While robots and robotic fantasies have lived for over two millennia in some form, in our world of fast-evolving cheap technologies, we are only starting to see their expected benefits succeed. Robots are now penetrating our homes for household work. They are cooking our food, making our vehicles, milking our cattle, doing surgery, and treating us. Robots are vulnerable to fewer mistakes, need less maintenance, and are more economical. As a consequence, the performance rates are much higher. And now roboticists have already taken moves in robot design with biomimicry, i.e. biomimicry robots.
Although bio-inspired technology is learning from the natural world and developing a process that is easier and more efficient than the method found in nature, biomimicry is copying from nature. Biomimetic robotics research is being performed presently in several research institutions across the globe with the goal of creating a range of biomimetic robots with a much higher degree of operation competence and reliability in unfamiliar settings than the robots already in use.

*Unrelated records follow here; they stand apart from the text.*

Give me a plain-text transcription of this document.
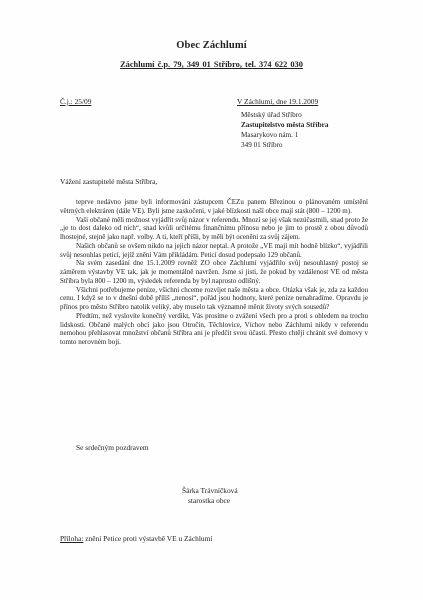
Obec Záchlumí
Záchlumí č.p. 79, 349 01 Stříbro, tel. 374 622 030
Č.j.: 25/09	V Záchlumí, dne 19.1.2009
Městský úřad Stříbro
Zastupitelstvo města Stříbra
Masarykovo nám. 1
349 01 Stříbro
Vážení zastupitelé města Stříbra,

teprve nedávno jsme byli informováni zástupcem ČEZu panem Březinou o plánovaném umístění větrných elektráren (dále VE). Byli jsme zaskočeni, v jaké blízkosti naší obce mají stát (800 – 1200 m).

Vaši občané měli možnost vyjádřit svůj názor v referendu. Mnozí se jej však nezúčastnili, snad proto že „je to dost daleko od nich“, snad kvůli určitému finančnímu přínosu nebo je jim to prostě z obou důvodů lhostejné, stejně jako např. volby. A ti, kteří přišli, by měli být oceněni za svůj zájem.

Našich občanů se ovšem nikdo na jejich názor neptal. A protože „VE mají mít hodně blízko“, vyjádřili svůj nesouhlas peticí, jejíž znění Vám přikládám. Peticí dosud podepsalo 129 občanů.

Na svém zasedání dne 15.1.2009 rovněž ZO obce Záchlumí vyjádřilo svůj nesouhlasný postoj se záměrem výstavby VE tak, jak je momentálně navržen. Jsme si jisti, že pokud by vzdálenost VE od města Stříbra byla 800 – 1200 m, výsledek referenda by byl naprosto odlišný.

Všichni potřebujeme peníze, všichni chceme rozvíjet naše města a obce. Otázka však je, zda za každou cenu. I když se to v dnešní době příliš „nenosí“, pořád jsou hodnoty, které peníze nenahradíme. Opravdu je přínos pro město Stříbro natolik veliký, aby muselo tak významně měnit životy svých sousedů?

Předtím, než vyslovíte konečný verdikt, Vás prosíme o zvážení všech pro a proti s ohledem na trochu lidskosti. Občané malých obcí jako jsou Otročín, Těchlovice, Víchov nebo Záchlumí nikdy v referendu nemohou přehlasovat množství občanů Stříbra ani je předčit svou účastí. Přesto chtějí chránit své domovy v tomto nerovném boji.

Se srdečným pozdravem
Šárka Trávníčková
starostka obce
Příloha: znění Petice proti výstavbě VE u Záchlumí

Here are the top 5 Biomimicry Robots:
In nature, bees are one of the most important insects. Therefore, for more than 10 years, the researchers at Harvard SEAS have been working to develop RoboBees, eventually achieving the first flight in 2013. Using the same wings they use to fly in the air, the RoboBees will dive from the air, into the sea, and continue to swim underwater. Other than pollinating flowers, they may be used for a variety of applications. For ecological surveillance, biological experiments, and rescue operations, RoboBees can also be used.
BigDog was founded by Boston Dynamics, a company formerly owned by Google. They are known as Softbank Group today. Such robust robots can operate at magnificently high speeds and could be beneficial for carrying heavy loads around them. To support soldiers in carrying supplies, it acts as a pack animal.
Built by MIT engineers, a robotic fish named SoFi does a really good job of looking like yet another fish in the ocean. Its rippling motion looks just like another fish, and the controller is a waterproof Super Nintendo remote that controls it, just like playing video games. On board, there is a light control unit that can change the air flow to allow the fish to rise or dive quickly. The outcome is a robot which, for longer periods of time, can travel in all directions in the ocean.
For the past few years, Festo has been building secretly on their most innovative bio-inspired robot, yet invincible hopping robotic kangaroo, in their massive German laboratory den. It can mimic the hopping behavior of real kangaroos in a practical way, which ensures that it can regain energy effectively from one leap to help it make another hop. The actual kangaroos would get very tired easily without this skill, but by using their tendons like elastic strings, the animals can attach easily for considerable periods of time at high velocities.
An underwater robot designed to move and look like a manta ray has been developed by researchers from the National University of Singapore, which better disguises the computer in its aquatic environment. The MantaDroid is intended to be used in underwater monitoring and studies of marine biodiversity.